Wednesday, February 10, 2010

Two-some trouble.

Its been a week since the blog's 'rolled out', and I feel empty already. A feeling of emptiness creeps inside and it scares me to have nothing to say. I'm sure you'd all concur to the fact that with constant access to internet, you get hooked on to a lot of nonsense - mostly the hazaar social networks/instant messaging services and the sorts; and I haven't been any different, being compulsively hooked on to Facebook prying around for interesting photos/videos/funnily-philosophical-status updates or spending time logged on - awaiting some long lost friend to mail me on one of my accounts, all the while surfing around, looking for something interesting to read. This takes up most of my time online, in fact most of the time I'm not asleep is spent thus - completely unavailing. And therefore as a result, I realize I have nothing much to say; if not nothing at all. Not valid reasoning you'd say, neither outrightly deductive nor entirely inductive, but the fact remains that as I write this, I still am thinking of what to write next!

Neither has the week been anything more than exceptionally average. Its been cold and windy, and with the intermittent rains, made getting out of the comforts of a house a displeasing exercise. I did so, though, every evening when I religiously packed my bag to hit the REC (short for Student Recreation Center) where I swam nearly a third of a mile and played table tennis/badminton for a while before one of us decided it was time to get back home (to a not so sumptuous dinner). Watched a few movies, one of which, presumably French - 'Daughter of Keltoum' had quite a touching story to tell and I'd recommend it to anyone who found 'Babel' interesting. Also finished another 20 odd pages off what I choose to believe is the best book I've ever laid my hands on (talks a lot of the prolificacy of my reading). The coming few days are forecast to be colder than before, and I'm already expecting another period of - mental lassitude, dissatisfaction at life at large, having nothing important to do although I know I have quite a few, another unproductive week, and a not so fun-filled weekend! 

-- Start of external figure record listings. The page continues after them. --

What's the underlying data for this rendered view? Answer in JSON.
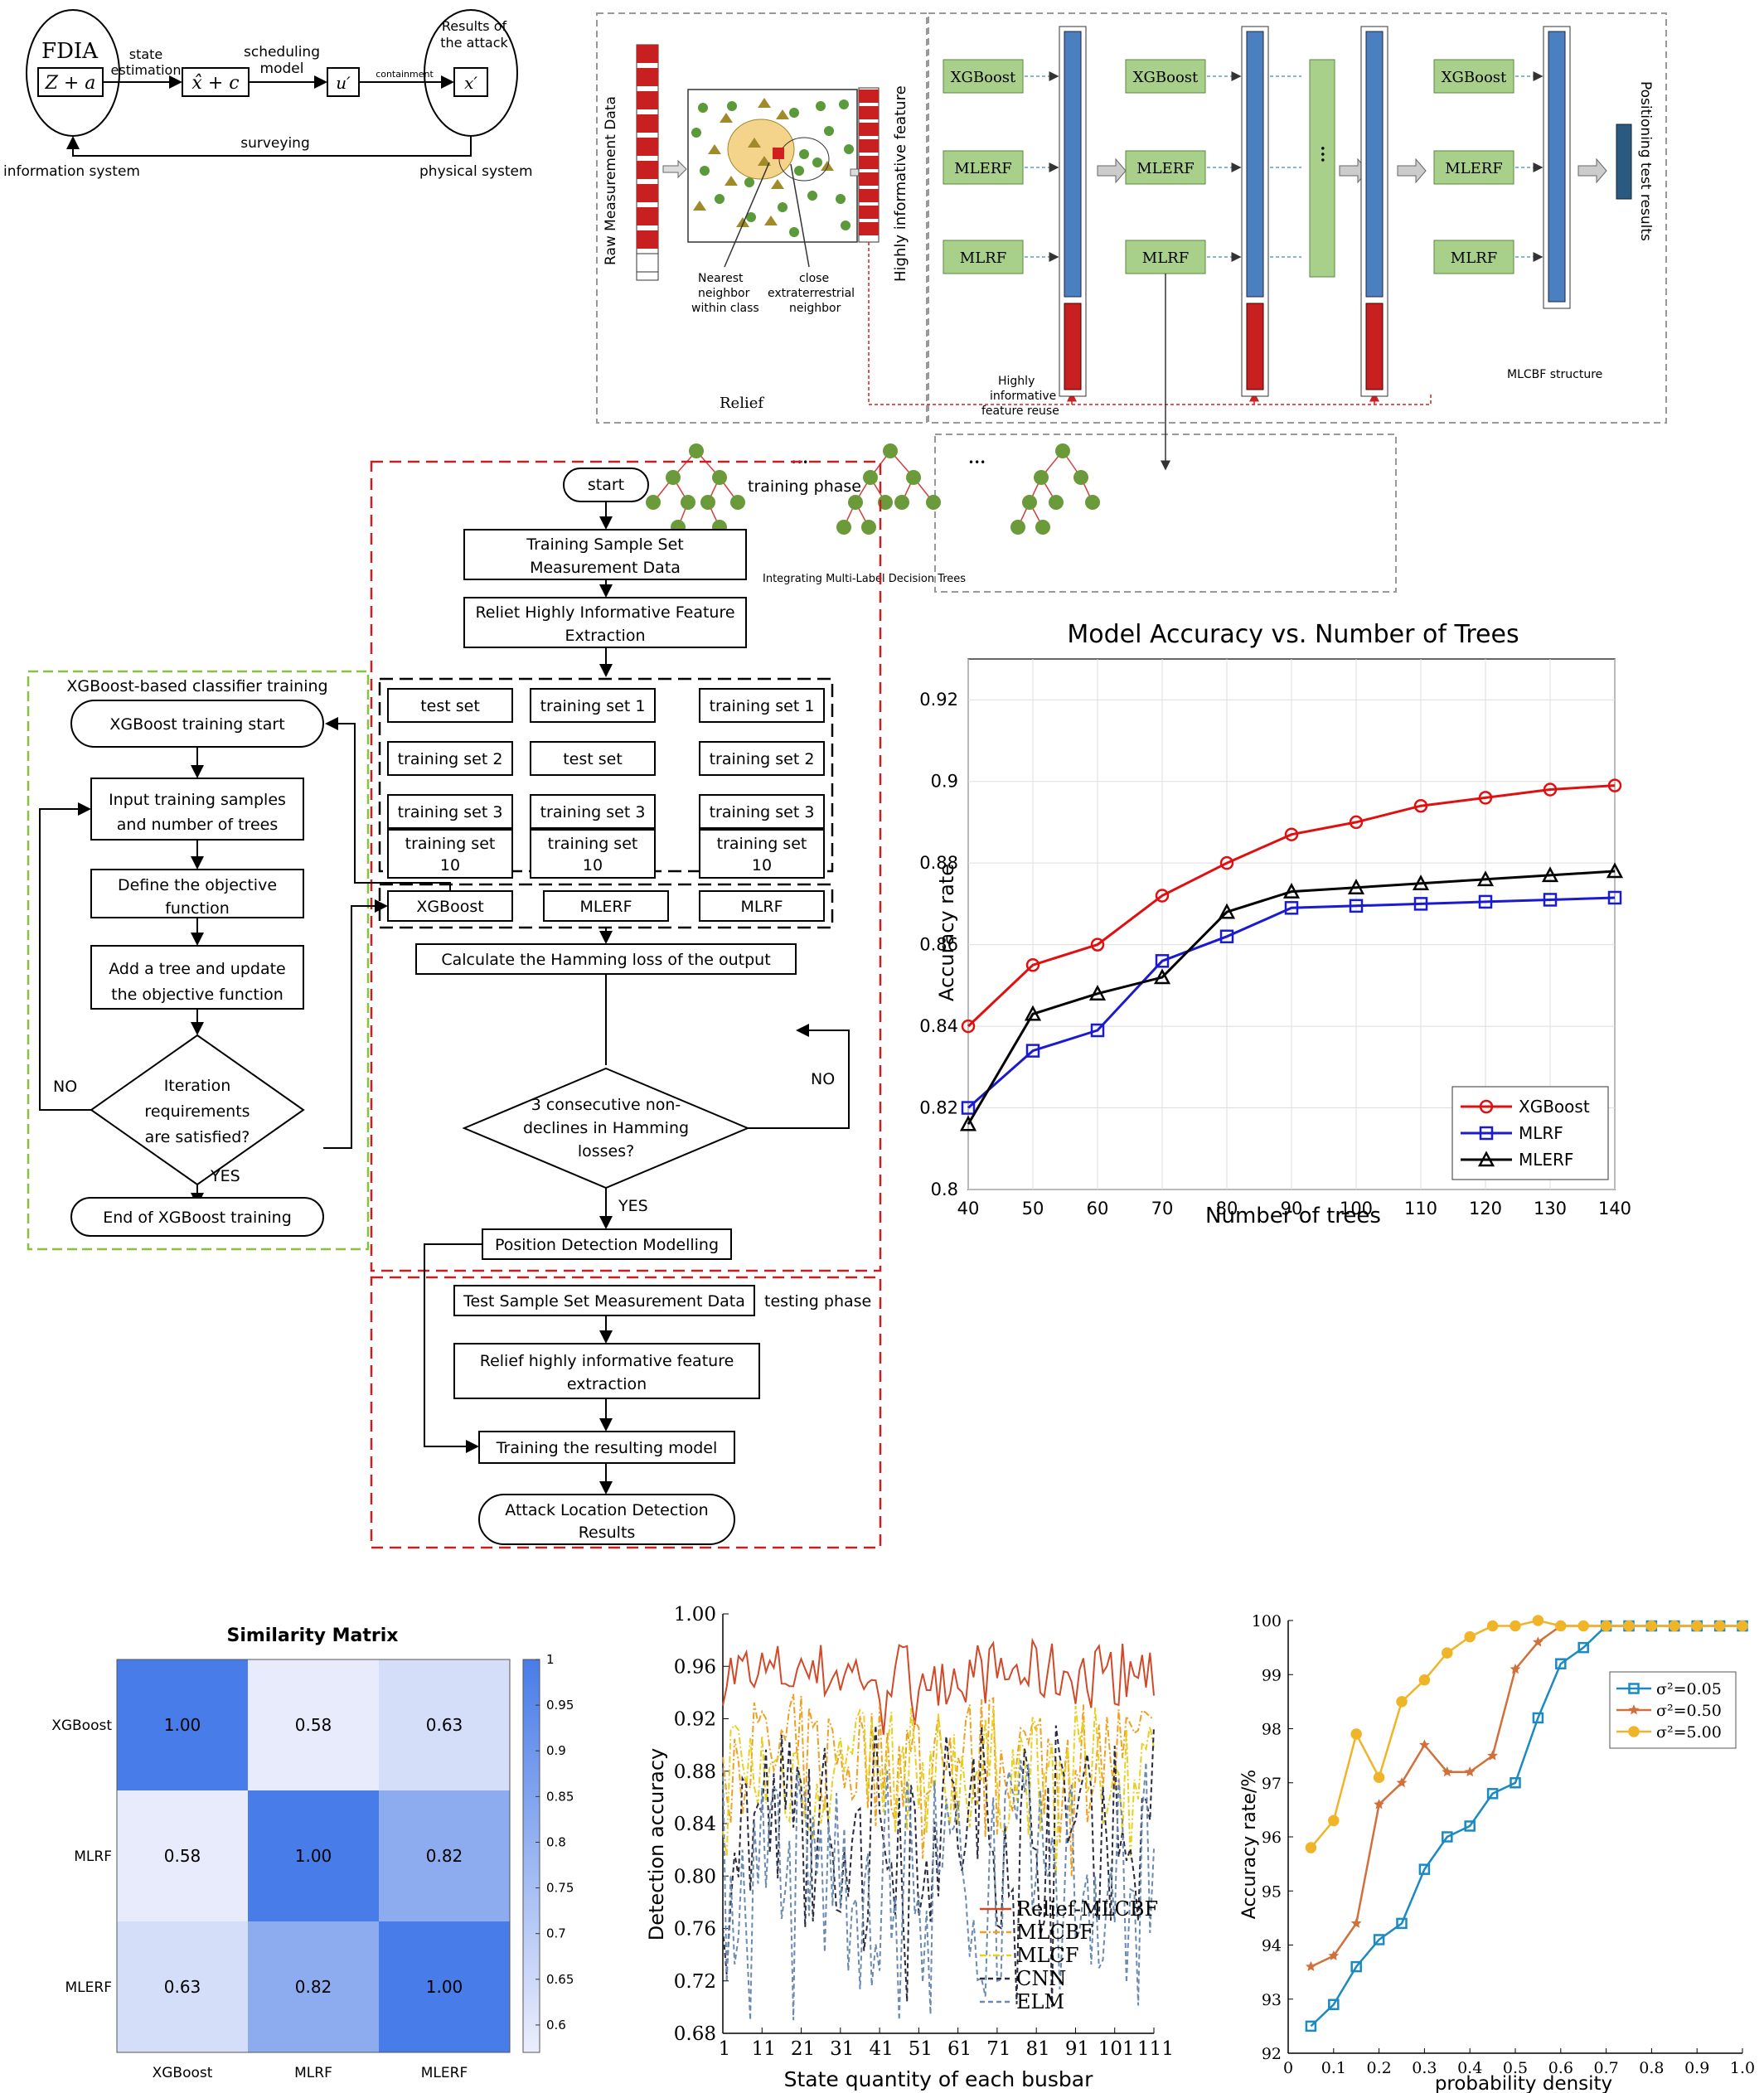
{
  "fdia": {
    "title": "FDIA",
    "z_box": "Z + a",
    "state_estimation": [
      "state",
      "estimation"
    ],
    "xc_box": "x̂ + c",
    "scheduling_model": [
      "scheduling",
      "model"
    ],
    "u_box": "u′",
    "containment": "containment",
    "x_box": "x′",
    "results": [
      "Results of",
      "the attack"
    ],
    "surveying": "surveying",
    "information_system": "information system",
    "physical_system": "physical system"
  },
  "mlcbf": {
    "raw_data": "Raw Measurement Data",
    "relief": "Relief",
    "nearest": [
      "Nearest",
      "neighbor",
      "within class"
    ],
    "close": [
      "close",
      "extraterrestrial",
      "neighbor"
    ],
    "highly_feature": "Highly informative feature",
    "reuse": [
      "Highly",
      "informative",
      "feature reuse"
    ],
    "structure": "MLCBF structure",
    "positioning": "Positioning test results",
    "xgboost": "XGBoost",
    "mlerf": "MLERF",
    "mlrf": "MLRF",
    "dots": "•••",
    "trees_label": "Integrating Multi-Label Decision Trees"
  },
  "flow": {
    "training_phase": "training phase",
    "start": "start",
    "sample_set": [
      "Training Sample Set",
      "Measurement Data"
    ],
    "relief_extract": [
      "Reliet Highly Informative Feature",
      "Extraction"
    ],
    "grid": [
      [
        "test set",
        "training set 1",
        "training set 1"
      ],
      [
        "training set 2",
        "test set",
        "training set 2"
      ],
      [
        "training set 3",
        "training set 3",
        "training set 3"
      ],
      [
        "training set\n10",
        "training set\n10",
        "training set\n10"
      ]
    ],
    "models": [
      "XGBoost",
      "MLERF",
      "MLRF"
    ],
    "hamming": "Calculate the Hamming loss of the output",
    "decision": [
      "3 consecutive non-",
      "declines in Hamming",
      "losses?"
    ],
    "no": "NO",
    "yes": "YES",
    "position_model": "Position Detection Modelling",
    "test_set": "Test Sample Set Measurement Data",
    "testing_phase": "testing phase",
    "relief_test": [
      "Relief highly informative feature",
      "extraction"
    ],
    "training_result": "Training the resulting model",
    "attack_results": [
      "Attack Location Detection",
      "Results"
    ]
  },
  "xgb_flow": {
    "title": "XGBoost-based classifier training",
    "start": "XGBoost training start",
    "input": [
      "Input training samples",
      "and number of trees"
    ],
    "define": [
      "Define the objective",
      "function"
    ],
    "add": [
      "Add a tree and update",
      "the objective function"
    ],
    "iter": [
      "Iteration",
      "requirements",
      "are satisfied?"
    ],
    "no": "NO",
    "yes": "YES",
    "end": "End of XGBoost training"
  },
  "chart_data": [
    {
      "type": "line",
      "title": "Model Accuracy vs. Number of Trees",
      "xlabel": "Number of trees",
      "ylabel": "Accuracy rate",
      "x": [
        40,
        50,
        60,
        70,
        80,
        90,
        100,
        110,
        120,
        130,
        140
      ],
      "xlim": [
        40,
        140
      ],
      "ylim": [
        0.8,
        0.93
      ],
      "yticks": [
        "0.8",
        "0.82",
        "0.84",
        "0.86",
        "0.88",
        "0.9",
        "0.92"
      ],
      "xticks": [
        "40",
        "50",
        "60",
        "70",
        "80",
        "90",
        "100",
        "110",
        "120",
        "130",
        "140"
      ],
      "legend": "bottom-right",
      "grid": true,
      "series": [
        {
          "name": "XGBoost",
          "color": "#e01010",
          "marker": "circle",
          "values": [
            0.84,
            0.855,
            0.86,
            0.872,
            0.88,
            0.887,
            0.89,
            0.894,
            0.896,
            0.898,
            0.899
          ]
        },
        {
          "name": "MLRF",
          "color": "#1a1ad0",
          "marker": "square",
          "values": [
            0.82,
            0.834,
            0.839,
            0.856,
            0.862,
            0.869,
            0.8695,
            0.87,
            0.8705,
            0.871,
            0.8715
          ]
        },
        {
          "name": "MLERF",
          "color": "#000000",
          "marker": "triangle",
          "values": [
            0.816,
            0.843,
            0.848,
            0.852,
            0.868,
            0.873,
            0.874,
            0.875,
            0.876,
            0.877,
            0.878
          ]
        }
      ]
    },
    {
      "type": "heatmap",
      "title": "Similarity Matrix",
      "rows": [
        "XGBoost",
        "MLRF",
        "MLERF"
      ],
      "cols": [
        "XGBoost",
        "MLRF",
        "MLERF"
      ],
      "values": [
        [
          1.0,
          0.58,
          0.63
        ],
        [
          0.58,
          1.0,
          0.82
        ],
        [
          0.63,
          0.82,
          1.0
        ]
      ],
      "labels": [
        [
          "1.00",
          "0.58",
          "0.63"
        ],
        [
          "0.58",
          "1.00",
          "0.82"
        ],
        [
          "0.63",
          "0.82",
          "1.00"
        ]
      ],
      "colorbar_ticks": [
        "1",
        "0.95",
        "0.9",
        "0.85",
        "0.8",
        "0.75",
        "0.7",
        "0.65",
        "0.6"
      ],
      "colorbar_range": [
        0.57,
        1.0
      ]
    },
    {
      "type": "line",
      "xlabel": "State quantity of each busbar",
      "ylabel": "Detection accuracy",
      "ylim": [
        0.68,
        1.0
      ],
      "xlim": [
        1,
        111
      ],
      "yticks": [
        "0.68",
        "0.72",
        "0.76",
        "0.80",
        "0.84",
        "0.88",
        "0.92",
        "0.96",
        "1.00"
      ],
      "xticks": [
        "1",
        "11",
        "21",
        "31",
        "41",
        "51",
        "61",
        "71",
        "81",
        "91",
        "101",
        "111"
      ],
      "legend": "bottom-right",
      "series": [
        {
          "name": "Relief-MLCBF",
          "color": "#d04a2a",
          "style": "solid",
          "base": 0.955,
          "amp": 0.025,
          "min": 0.9
        },
        {
          "name": "MLCBF",
          "color": "#f0a020",
          "style": "dashdot",
          "base": 0.89,
          "amp": 0.05,
          "min": 0.8
        },
        {
          "name": "MLCF",
          "color": "#e8d020",
          "style": "dashdot",
          "base": 0.88,
          "amp": 0.05,
          "min": 0.8
        },
        {
          "name": "CNN",
          "color": "#2a2a40",
          "style": "dashed",
          "base": 0.84,
          "amp": 0.08,
          "min": 0.7
        },
        {
          "name": "ELM",
          "color": "#6a8ab0",
          "style": "dashed",
          "base": 0.8,
          "amp": 0.09,
          "min": 0.69
        }
      ]
    },
    {
      "type": "line",
      "xlabel": "probability density",
      "ylabel": "Accuracy rate/%",
      "xlim": [
        0,
        1.0
      ],
      "ylim": [
        92,
        100
      ],
      "xticks": [
        "0",
        "0.1",
        "0.2",
        "0.3",
        "0.4",
        "0.5",
        "0.6",
        "0.7",
        "0.8",
        "0.9",
        "1.0"
      ],
      "yticks": [
        "92",
        "93",
        "94",
        "95",
        "96",
        "97",
        "98",
        "99",
        "100"
      ],
      "legend": "top-right",
      "x": [
        0.05,
        0.1,
        0.15,
        0.2,
        0.25,
        0.3,
        0.35,
        0.4,
        0.45,
        0.5,
        0.55,
        0.6,
        0.65,
        0.7,
        0.75,
        0.8,
        0.85,
        0.9,
        0.95,
        1.0
      ],
      "series": [
        {
          "name": "σ²=0.05",
          "color": "#1a8ac0",
          "marker": "square",
          "values": [
            92.5,
            92.9,
            93.6,
            94.1,
            94.4,
            95.4,
            96.0,
            96.2,
            96.8,
            97.0,
            98.2,
            99.2,
            99.5,
            99.9,
            99.9,
            99.9,
            99.9,
            99.9,
            99.9,
            99.9
          ]
        },
        {
          "name": "σ²=0.50",
          "color": "#d0703a",
          "marker": "star",
          "values": [
            93.6,
            93.8,
            94.4,
            96.6,
            97.0,
            97.7,
            97.2,
            97.2,
            97.5,
            99.1,
            99.6,
            99.9,
            99.9,
            99.9,
            99.9,
            99.9,
            99.9,
            99.9,
            99.9,
            99.9
          ]
        },
        {
          "name": "σ²=5.00",
          "color": "#f0b428",
          "marker": "circle",
          "values": [
            95.8,
            96.3,
            97.9,
            97.1,
            98.5,
            98.9,
            99.4,
            99.7,
            99.9,
            99.9,
            100.0,
            99.9,
            99.9,
            99.9,
            99.9,
            99.9,
            99.9,
            99.9,
            99.9,
            99.9
          ]
        }
      ]
    }
  ]
}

With this, I end this essay ordinaire on the nothingness that defined the past week. Adios. 

Thursday, February 4, 2010

...and then, where was I?!

Waking up to another lazy Spring afternoon, I saw nothing better than to sit in the hall - pleasing my senses to the sounds of water dripping from the awnings on the small puddles of water that formed overnight. Silly as it may seem, I tried to match its rhythm, the pitter-patter of water drops to the ticking of the clock in the room, the only other discernible sound I sense, apart from the low whirring sound of my laptop's fan, and soon dismissed this little fancy of mine. Every once and again as I open the door, the slight drizzle, or the rare heavy, moisture laden gust of wind broke into the hall, beckoning me to the beautiful weather outside.

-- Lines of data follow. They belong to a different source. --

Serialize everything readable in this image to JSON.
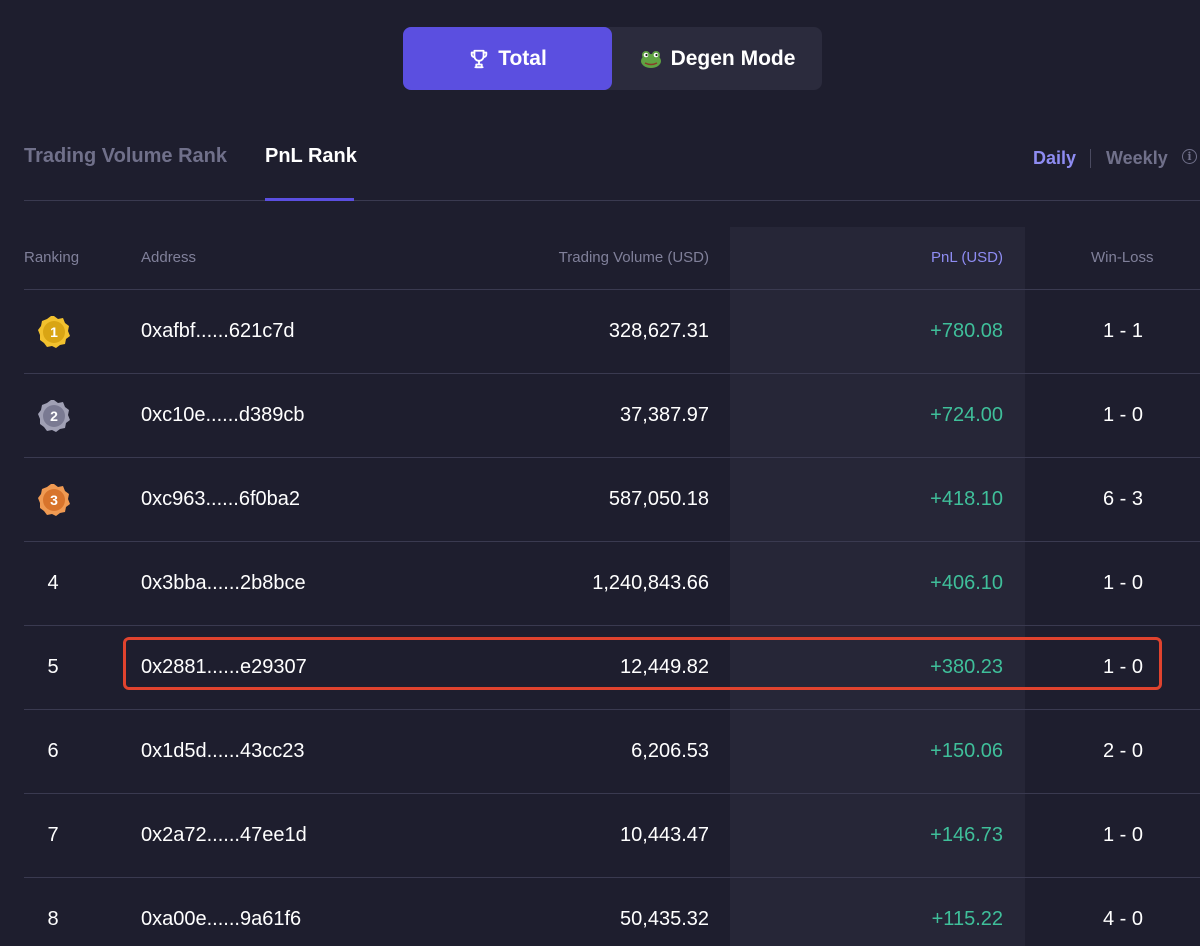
{
  "mode_switch": {
    "total_label": "Total",
    "degen_label": "Degen Mode"
  },
  "tabs": {
    "volume_label": "Trading Volume Rank",
    "pnl_label": "PnL Rank",
    "active": "PnL Rank"
  },
  "period": {
    "daily_label": "Daily",
    "weekly_label": "Weekly",
    "active": "Daily"
  },
  "table": {
    "headers": {
      "ranking": "Ranking",
      "address": "Address",
      "volume": "Trading Volume (USD)",
      "pnl": "PnL (USD)",
      "winloss": "Win-Loss"
    },
    "rows": [
      {
        "rank": "1",
        "address": "0xafbf......621c7d",
        "volume": "328,627.31",
        "pnl": "+780.08",
        "winloss": "1 - 1"
      },
      {
        "rank": "2",
        "address": "0xc10e......d389cb",
        "volume": "37,387.97",
        "pnl": "+724.00",
        "winloss": "1 - 0"
      },
      {
        "rank": "3",
        "address": "0xc963......6f0ba2",
        "volume": "587,050.18",
        "pnl": "+418.10",
        "winloss": "6 - 3"
      },
      {
        "rank": "4",
        "address": "0x3bba......2b8bce",
        "volume": "1,240,843.66",
        "pnl": "+406.10",
        "winloss": "1 - 0"
      },
      {
        "rank": "5",
        "address": "0x2881......e29307",
        "volume": "12,449.82",
        "pnl": "+380.23",
        "winloss": "1 - 0"
      },
      {
        "rank": "6",
        "address": "0x1d5d......43cc23",
        "volume": "6,206.53",
        "pnl": "+150.06",
        "winloss": "2 - 0"
      },
      {
        "rank": "7",
        "address": "0x2a72......47ee1d",
        "volume": "10,443.47",
        "pnl": "+146.73",
        "winloss": "1 - 0"
      },
      {
        "rank": "8",
        "address": "0xa00e......9a61f6",
        "volume": "50,435.32",
        "pnl": "+115.22",
        "winloss": "4 - 0"
      }
    ]
  },
  "colors": {
    "background": "#1e1e2e",
    "accent": "#5b4fe0",
    "pnl_positive": "#3fbf9a",
    "highlight": "#e0432e",
    "gold": "#f2c12e",
    "silver": "#8a8aa0",
    "bronze": "#e0803a"
  },
  "icons": {
    "total": "trophy-icon",
    "degen": "frog-icon",
    "info": "info-icon"
  }
}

And all the while, I had been pondering over starting this; having deliberated for quite a few years now, I was rationalizing why I should or not. I found there was no answer. And now, after a rather child-like thought of 'Why not?' took over me, I find myself writing this inane stub of an introductory blog. So...

Hi!
I am no one in particular; just another Indian graduate student in the US of A, with that same familiar feel of 'being lost in a jungle so immense, there is no going back' shared by quite a few of us. Yet, there is something enchanting about it, that on the rare times you do find your way out, it'd be (still be) impossible (if not impossible) to do so. I come with rustic views; from a rather 'remote' part of India - a land of many a myth and mysteries, Southies and Northies, rotis and sabzis, computers and ITES. Funnily, as I read the previous line over, I find a zillion descriptions that I've missed and could've been a lot more apt, and hence I leave it all to readers' discretion.

Here, you'll mainly find my million lamentations and sighs, a few cherished moments of bliss, memories and a lot more general 'BS'ing. Feel free to comment.